SEOUL, Oct 9 (Reuters) North Korea today marked the first anniversary of the nuclear test that made it globally ostracised and the target of painful sanctions by calling it a ''great miracle'' for all Koreans.
The chest-thumping tone of the article in the Rodong Sinmun daily is unlikely to give much cheer to regional powers who last week announced an agreement with the hermit state to disable the nuclear plant it has used to make material for atomic bombs.
''We cannot forget it.

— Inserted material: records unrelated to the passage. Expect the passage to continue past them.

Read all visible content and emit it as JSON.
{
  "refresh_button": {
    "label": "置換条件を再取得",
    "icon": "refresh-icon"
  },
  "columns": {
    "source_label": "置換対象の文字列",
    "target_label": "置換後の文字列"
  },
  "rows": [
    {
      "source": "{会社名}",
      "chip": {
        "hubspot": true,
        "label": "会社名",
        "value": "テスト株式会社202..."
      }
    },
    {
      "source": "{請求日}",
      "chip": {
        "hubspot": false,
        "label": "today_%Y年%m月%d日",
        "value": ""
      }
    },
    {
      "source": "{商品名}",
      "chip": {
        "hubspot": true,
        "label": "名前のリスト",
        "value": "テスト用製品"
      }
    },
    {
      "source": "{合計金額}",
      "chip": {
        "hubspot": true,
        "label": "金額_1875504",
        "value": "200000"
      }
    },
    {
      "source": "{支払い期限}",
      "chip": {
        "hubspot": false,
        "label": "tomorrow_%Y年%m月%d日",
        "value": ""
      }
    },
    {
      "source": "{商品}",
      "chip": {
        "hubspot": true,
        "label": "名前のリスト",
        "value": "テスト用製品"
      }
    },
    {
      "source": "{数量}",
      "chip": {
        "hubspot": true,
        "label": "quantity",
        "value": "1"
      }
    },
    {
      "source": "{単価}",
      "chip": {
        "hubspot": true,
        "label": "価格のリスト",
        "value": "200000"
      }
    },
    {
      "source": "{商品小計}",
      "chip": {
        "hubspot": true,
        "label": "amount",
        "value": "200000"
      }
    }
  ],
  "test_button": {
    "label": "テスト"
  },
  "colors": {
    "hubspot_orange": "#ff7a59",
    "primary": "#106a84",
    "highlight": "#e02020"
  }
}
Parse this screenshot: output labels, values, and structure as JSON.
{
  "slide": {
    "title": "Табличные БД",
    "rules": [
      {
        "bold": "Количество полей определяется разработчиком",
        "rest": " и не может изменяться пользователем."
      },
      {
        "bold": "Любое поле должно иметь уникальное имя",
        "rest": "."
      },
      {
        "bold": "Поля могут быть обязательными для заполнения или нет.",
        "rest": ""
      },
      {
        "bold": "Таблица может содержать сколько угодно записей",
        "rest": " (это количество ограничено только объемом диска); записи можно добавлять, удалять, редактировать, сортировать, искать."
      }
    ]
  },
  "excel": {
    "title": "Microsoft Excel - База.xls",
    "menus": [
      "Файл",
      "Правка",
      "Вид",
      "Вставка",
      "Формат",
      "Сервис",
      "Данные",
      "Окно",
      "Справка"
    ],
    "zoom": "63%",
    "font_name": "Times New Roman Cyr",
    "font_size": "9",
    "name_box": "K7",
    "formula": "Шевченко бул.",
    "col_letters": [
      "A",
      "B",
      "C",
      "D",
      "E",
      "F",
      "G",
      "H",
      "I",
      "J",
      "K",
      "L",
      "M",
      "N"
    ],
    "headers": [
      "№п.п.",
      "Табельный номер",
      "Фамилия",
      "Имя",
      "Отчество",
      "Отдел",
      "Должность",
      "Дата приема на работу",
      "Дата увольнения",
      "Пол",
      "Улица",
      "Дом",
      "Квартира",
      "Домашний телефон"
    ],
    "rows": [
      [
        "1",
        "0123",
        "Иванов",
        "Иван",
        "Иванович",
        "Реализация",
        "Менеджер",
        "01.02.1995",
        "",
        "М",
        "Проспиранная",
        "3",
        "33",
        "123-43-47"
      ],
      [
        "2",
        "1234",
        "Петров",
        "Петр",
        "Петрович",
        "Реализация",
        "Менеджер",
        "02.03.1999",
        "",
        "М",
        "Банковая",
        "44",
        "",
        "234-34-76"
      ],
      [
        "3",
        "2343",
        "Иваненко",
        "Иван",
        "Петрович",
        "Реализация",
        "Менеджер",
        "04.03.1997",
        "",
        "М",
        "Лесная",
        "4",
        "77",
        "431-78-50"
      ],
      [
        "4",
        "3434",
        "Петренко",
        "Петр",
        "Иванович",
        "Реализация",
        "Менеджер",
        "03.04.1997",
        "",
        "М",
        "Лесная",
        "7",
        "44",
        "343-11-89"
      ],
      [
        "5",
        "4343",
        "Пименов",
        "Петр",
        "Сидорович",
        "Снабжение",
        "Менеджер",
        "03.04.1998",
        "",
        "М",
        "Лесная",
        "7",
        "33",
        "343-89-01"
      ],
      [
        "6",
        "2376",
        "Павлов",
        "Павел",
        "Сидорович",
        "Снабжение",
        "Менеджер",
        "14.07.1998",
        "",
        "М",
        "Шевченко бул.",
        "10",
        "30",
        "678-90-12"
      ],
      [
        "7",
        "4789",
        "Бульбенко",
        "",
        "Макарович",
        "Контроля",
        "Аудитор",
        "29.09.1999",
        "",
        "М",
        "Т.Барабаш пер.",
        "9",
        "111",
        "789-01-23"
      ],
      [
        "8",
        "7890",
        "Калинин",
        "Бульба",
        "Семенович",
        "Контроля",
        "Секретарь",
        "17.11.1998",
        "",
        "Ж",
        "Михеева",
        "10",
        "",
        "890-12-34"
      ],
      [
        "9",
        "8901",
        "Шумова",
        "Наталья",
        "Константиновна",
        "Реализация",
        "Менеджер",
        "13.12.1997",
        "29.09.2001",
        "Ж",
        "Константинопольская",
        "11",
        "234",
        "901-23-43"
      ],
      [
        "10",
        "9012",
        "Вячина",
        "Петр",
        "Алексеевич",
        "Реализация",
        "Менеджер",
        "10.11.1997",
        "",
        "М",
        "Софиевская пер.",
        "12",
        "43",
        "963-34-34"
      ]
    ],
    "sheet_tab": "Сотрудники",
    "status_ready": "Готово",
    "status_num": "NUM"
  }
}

The benevolent leader, with his great sword, made Chosun (Korea) into a strong independent state and handed our 70 million people skies of peace, skies of prosperity, skies of hopes to last forever,'' it said in a reference to the communist world's only dynastic leader, Kim Jong-il.
The 70 million is the combined population of the two Koreas, divided since the early days of the Cold War.
The article did not explain why those celebrating would include South Koreans, who have been technically at war with the North for half a century and are the main target of its more than one-million-strong army and barrage of missiles.
The test on October 9 last year triggered tough international sanctions which analysts say have hit an already staggering North Korean economy.
But they said fear the North might be close to making an atomic bomb helped restart stalled international talks on persuading the communist state to give up its dreams of being an nuclear weapons power, resulting in an initial agreement early this year with South Korea, China, Japan, Russia and the United States.
''The shouts of joy from October... (2006), when we continuously hurrahed General Kim Jong-il the most benevolent leader of the century, will be remembered forever in the 5,000 year history (of Korea). It is truly a great miracle,'' the article said.
It went on to say that the world had been surprised how North Korea had managed to survive in the face of adversity to become ''the most powerful and dignified nation and the strongest and greatest country in the world's history''.
Analysts, however, say the decline of North Korean economy -- which has completely missed the economic boom of its neighbours in eastern Asia - has encouraged its paranoid government more recently to start cooperating more with the outside world.
Last week, Kim Jong-il hosted only the second summit between the two Koreas, though the talks only touched on the issue of the North's denuclearisation.